Emília não se mostrava disposta a casar. Dizia sempre que não tinha gênio para aturar marido, além de que não via lá pelo sítio ninguém que a merecesse.
— Como não? — protestou a menina. E Rabicó? Não acha que é um bom partido?
A boneca ficou indignada e declarou que jamais se casaria com um poltrão como aquele. O fiasco feito na viagem à terra das Abelhas não era coisa que merecesse perdão.
A menina riu-se e explicou:
— Você está enganada, Emília. Ele é porco e poltrão só por enquanto. Estive sabendo que Rabicó é príncipe dos legítimos, que uma fada má virou em porco e porco ficará até que ache um anel mágico escondido na barriga de certa minhoca. Por isso é que Rabicó vive fossando a terra atrás de minhocas.
Emília ficou pensativa. Ser princesa era o seu sonho dourado e se para ser princesa fosse preciso casar-se com o fogão ou a lata de lixo, ela o faria sem vacilar um momento.
— Mas você tem certeza, Narizinho?
— Tenho certeza absoluta! Quem me revelou toda essa historia foi justamente o pai de Rabicó, o senhor Visconde de Sabugosa, um fidalgo muito distinto que vem fazer o pedido de casamento.
— Visconde? — repetiu Emília, desconfiada. — Então o pai desse príncipe é Visconde só? Eu quero casar com príncipe filho de rei.
— Você é uma bobinha que não sabe nada. O Visconde finge de Visconde, mas na realidade é rei e muito bom rei de um reino lá atrás do morro. Quando ele vier, repare na cabeça dele e veja que tem um sinal de coroa em redor da testa. Para esconder esse sinal ele usa cartola, que não tira nunca, nem na igreja. Desse modo, como ninguém vê o sinal da coroa, ninguém desconfia.
Emília pensou, pensou, pensou e disse:
— Pois bem, aceito! Mas desde já vou dizendo que não saio daqui. Caso-me, mas não vou morar com Rabicó enquanto ele não virar príncipe novamente.
— Muito bem! — concluiu Narizinho. — Nesse caso, vá preparar-se para receber o Visconde, que não deve tardar. Ele já está a caminho. Vista aquele vestido de pintas vermelhas e ponha mais ruge na cara, ouviu?
Enquanto a boneca se vestia, a menina correu ao pomar em procura de Pedrinho, que estava ocupado em chupar laranjas-lima.

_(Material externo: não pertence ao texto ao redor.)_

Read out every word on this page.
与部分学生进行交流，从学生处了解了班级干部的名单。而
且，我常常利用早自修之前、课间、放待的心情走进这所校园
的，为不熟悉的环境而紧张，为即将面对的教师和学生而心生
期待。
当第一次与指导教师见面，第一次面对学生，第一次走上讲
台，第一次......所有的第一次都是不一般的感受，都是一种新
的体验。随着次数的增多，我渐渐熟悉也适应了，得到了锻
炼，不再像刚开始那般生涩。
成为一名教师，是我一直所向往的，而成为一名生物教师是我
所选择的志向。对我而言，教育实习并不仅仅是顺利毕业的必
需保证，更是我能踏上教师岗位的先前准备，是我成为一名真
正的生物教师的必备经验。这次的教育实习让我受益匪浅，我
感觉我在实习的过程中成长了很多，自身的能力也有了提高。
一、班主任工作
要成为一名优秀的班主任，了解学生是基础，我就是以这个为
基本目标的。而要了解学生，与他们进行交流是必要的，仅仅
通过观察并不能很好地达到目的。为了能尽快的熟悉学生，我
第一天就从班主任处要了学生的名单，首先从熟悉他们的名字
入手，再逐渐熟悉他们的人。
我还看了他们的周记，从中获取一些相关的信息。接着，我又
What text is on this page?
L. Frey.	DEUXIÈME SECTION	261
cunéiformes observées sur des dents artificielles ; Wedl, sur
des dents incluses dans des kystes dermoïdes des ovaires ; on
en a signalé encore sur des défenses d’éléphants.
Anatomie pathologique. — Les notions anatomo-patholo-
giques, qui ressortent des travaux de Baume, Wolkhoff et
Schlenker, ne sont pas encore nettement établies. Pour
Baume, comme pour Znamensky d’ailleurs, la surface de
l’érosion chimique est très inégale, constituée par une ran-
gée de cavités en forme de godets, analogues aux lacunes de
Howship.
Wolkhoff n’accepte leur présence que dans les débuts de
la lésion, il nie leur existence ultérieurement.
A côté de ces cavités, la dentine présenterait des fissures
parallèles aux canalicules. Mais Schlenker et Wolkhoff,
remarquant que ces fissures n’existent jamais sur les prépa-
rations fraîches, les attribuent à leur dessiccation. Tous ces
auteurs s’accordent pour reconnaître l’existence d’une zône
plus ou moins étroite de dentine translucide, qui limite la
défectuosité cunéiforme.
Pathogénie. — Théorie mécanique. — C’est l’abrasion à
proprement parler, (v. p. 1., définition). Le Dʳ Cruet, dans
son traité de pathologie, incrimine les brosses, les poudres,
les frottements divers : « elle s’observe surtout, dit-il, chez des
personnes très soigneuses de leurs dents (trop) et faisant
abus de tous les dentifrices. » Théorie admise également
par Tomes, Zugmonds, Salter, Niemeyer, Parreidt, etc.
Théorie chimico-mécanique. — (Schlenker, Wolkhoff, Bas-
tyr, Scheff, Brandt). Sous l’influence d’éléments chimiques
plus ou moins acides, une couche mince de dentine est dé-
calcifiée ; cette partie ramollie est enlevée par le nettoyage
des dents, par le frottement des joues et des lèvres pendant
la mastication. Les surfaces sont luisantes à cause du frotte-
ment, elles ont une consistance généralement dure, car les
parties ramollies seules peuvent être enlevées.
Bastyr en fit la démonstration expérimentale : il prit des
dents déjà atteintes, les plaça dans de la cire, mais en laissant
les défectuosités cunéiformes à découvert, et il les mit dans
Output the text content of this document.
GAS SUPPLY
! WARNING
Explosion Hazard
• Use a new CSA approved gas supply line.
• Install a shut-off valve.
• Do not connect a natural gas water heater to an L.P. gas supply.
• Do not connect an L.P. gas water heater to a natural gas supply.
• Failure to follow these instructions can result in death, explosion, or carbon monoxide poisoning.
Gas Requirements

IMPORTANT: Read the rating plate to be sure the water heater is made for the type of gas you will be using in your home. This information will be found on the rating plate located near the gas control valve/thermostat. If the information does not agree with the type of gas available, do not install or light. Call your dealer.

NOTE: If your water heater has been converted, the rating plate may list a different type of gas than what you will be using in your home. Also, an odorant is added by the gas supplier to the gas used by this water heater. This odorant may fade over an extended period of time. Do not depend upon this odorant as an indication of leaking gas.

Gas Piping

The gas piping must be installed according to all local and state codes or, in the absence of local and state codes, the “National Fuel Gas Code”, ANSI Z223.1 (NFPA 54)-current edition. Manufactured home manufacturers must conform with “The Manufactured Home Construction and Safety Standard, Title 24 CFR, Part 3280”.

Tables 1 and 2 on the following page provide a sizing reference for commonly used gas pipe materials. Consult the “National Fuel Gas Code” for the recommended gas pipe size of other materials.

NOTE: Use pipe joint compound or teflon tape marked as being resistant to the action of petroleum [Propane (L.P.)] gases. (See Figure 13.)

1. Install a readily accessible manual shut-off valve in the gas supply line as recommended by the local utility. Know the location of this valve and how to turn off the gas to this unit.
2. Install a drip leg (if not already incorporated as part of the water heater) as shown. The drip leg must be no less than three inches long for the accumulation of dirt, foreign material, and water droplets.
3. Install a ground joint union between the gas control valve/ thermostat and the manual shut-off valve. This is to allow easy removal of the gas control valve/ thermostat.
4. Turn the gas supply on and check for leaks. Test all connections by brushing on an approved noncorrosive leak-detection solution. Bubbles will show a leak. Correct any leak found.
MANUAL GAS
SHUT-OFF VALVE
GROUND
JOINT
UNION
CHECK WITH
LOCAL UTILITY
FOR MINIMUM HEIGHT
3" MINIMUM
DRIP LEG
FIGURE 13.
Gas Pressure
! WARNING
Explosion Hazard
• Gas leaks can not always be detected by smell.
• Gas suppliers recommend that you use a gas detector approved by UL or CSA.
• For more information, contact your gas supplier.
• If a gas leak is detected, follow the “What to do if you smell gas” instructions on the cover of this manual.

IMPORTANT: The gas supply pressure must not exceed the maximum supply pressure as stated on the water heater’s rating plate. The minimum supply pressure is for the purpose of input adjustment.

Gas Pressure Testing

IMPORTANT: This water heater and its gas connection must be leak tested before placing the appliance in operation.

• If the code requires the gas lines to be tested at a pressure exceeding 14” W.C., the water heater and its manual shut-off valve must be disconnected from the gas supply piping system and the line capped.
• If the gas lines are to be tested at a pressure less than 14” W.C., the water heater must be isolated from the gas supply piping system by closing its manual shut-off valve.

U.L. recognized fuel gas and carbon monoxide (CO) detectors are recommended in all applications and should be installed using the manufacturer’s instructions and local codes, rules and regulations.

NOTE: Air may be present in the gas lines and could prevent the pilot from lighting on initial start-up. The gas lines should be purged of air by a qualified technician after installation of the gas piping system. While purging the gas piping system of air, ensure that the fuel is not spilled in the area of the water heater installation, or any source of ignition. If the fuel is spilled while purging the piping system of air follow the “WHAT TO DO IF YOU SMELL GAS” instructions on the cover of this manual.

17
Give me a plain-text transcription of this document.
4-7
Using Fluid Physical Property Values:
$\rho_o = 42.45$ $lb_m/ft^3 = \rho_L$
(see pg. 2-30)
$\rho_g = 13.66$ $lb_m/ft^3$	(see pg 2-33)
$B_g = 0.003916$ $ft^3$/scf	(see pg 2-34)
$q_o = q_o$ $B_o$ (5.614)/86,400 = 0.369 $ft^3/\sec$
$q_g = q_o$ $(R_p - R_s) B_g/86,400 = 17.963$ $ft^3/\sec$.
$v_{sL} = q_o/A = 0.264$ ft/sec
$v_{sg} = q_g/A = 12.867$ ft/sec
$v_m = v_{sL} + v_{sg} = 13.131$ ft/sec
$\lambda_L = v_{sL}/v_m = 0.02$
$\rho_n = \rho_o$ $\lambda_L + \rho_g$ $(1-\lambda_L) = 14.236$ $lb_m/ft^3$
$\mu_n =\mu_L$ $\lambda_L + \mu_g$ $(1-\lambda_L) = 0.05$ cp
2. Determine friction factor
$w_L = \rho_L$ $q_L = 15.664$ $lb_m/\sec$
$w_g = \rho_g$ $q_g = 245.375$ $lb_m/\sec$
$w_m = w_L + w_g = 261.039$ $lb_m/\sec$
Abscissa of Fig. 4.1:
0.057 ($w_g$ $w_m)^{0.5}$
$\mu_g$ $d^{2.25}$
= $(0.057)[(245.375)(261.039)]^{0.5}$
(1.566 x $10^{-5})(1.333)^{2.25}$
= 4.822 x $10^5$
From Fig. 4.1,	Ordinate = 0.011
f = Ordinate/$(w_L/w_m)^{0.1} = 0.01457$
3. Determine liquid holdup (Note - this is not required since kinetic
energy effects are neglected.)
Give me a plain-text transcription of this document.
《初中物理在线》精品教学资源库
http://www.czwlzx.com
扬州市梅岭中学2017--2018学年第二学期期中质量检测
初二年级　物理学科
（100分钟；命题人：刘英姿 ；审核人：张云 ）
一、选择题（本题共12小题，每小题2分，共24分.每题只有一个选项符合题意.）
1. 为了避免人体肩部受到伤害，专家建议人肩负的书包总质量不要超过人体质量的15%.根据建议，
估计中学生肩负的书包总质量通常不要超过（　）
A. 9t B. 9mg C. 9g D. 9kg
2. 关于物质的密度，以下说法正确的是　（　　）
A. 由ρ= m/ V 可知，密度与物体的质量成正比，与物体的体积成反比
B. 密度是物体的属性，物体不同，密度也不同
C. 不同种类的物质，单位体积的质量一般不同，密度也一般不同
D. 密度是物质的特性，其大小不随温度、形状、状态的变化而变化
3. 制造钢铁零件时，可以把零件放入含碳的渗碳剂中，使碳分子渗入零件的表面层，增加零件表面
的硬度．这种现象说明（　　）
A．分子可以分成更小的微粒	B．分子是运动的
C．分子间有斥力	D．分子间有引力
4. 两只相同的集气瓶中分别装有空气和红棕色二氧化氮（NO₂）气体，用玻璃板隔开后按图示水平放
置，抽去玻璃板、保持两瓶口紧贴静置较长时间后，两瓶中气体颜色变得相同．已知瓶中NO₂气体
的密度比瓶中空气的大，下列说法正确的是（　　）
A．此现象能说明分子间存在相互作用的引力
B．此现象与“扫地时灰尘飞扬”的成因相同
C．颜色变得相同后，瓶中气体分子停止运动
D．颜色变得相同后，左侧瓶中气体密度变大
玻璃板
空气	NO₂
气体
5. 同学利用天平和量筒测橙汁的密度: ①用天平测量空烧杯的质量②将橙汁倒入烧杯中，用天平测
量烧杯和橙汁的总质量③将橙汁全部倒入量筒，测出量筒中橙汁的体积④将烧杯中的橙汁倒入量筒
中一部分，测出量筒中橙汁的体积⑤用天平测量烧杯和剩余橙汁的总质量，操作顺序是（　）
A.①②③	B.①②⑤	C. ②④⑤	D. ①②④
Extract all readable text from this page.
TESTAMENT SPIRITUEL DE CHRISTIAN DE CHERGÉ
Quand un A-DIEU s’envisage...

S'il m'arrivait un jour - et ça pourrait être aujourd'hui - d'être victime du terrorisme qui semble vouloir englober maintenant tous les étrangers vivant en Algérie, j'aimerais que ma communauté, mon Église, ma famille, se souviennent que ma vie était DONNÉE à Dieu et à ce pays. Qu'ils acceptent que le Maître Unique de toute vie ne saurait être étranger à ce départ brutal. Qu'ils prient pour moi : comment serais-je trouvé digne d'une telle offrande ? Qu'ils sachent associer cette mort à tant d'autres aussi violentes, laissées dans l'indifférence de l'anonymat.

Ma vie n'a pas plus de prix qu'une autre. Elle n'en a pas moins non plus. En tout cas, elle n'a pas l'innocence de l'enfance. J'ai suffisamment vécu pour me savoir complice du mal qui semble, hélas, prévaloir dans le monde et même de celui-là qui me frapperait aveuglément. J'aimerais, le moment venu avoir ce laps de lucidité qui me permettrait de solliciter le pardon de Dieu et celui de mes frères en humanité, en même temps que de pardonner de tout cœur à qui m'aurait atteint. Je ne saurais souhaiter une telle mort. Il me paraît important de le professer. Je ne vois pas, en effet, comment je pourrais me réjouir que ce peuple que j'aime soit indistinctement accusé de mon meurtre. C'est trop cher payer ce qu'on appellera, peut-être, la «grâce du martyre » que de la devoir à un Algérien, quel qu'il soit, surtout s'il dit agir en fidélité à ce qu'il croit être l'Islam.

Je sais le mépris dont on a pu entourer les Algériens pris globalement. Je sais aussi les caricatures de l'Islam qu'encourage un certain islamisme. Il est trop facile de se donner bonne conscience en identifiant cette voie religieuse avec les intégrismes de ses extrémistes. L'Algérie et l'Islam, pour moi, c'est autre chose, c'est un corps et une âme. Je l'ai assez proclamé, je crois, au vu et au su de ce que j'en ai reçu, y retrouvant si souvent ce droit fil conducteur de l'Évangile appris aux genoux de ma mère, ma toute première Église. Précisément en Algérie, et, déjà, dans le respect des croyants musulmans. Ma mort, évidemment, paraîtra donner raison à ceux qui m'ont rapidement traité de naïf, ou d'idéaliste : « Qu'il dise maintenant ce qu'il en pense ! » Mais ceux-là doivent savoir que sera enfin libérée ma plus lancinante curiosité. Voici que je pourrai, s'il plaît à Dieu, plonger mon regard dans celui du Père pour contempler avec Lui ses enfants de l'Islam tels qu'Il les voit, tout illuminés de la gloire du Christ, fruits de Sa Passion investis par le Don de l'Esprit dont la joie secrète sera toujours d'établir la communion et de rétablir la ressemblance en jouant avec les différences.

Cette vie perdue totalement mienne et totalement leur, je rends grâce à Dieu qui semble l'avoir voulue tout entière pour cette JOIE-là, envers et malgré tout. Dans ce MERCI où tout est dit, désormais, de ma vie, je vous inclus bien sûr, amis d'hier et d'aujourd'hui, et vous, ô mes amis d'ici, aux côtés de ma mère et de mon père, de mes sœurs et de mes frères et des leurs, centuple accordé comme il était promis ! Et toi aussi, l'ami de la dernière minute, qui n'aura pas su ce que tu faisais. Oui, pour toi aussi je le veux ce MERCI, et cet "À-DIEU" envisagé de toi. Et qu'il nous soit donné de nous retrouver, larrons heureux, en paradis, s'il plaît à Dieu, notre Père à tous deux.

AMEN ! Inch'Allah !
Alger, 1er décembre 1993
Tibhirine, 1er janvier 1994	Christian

— Depressa, Pedrinho! Arranje-me um bom Visconde de sabugo, bem respeitável, de cartola na cabeça e um sinal de coroa na testa, e venha com ele pedir Emília em casamento. Enganei-a que Rabicó é filho desse Visconde, o qual é um grande rei de um reino lá atrás do morro. Os dois, pai e filho, foram encantados por uma fada, só devendo se desencantarem no dia em que Rabicó descobrir uma certa minhoca com um certo anel mágico na barriga.
— E a boba acreditou?
— Acreditou piamente e declarou que nesse caso aceitará Rabicó como esposo, embora não vá morar com ele enquanto não virar príncipe novamente.
Pedrinho fez como Lúcia pediu. Arranjou um bom sabugo, ainda com umas palhinhas no pescoço que fingiam muito bem de barba, botou-lhe braços e pernas, fez cara com nariz, boca, olhos e tudo – e não esqueceu de marcar-lhe a testa com um sinal de coroa de rei.
Depois enterrou-lhe na cabeça uma cartolinha e lá foi com ele à casa da boneca.
— Toc, toc, toc, bateu.
— Quem é? — indagou de dentro a voz da menina.
— É o ilustre senhor Visconde de Sabugosa que vem fazer uma visita à senhora condessa de Três Estrelinhas e pedi-la em casamento para o seu ilustre filho, o senhor marquês de Rabicó.
— Esperem um minutinho que já abro — respondeu a menina.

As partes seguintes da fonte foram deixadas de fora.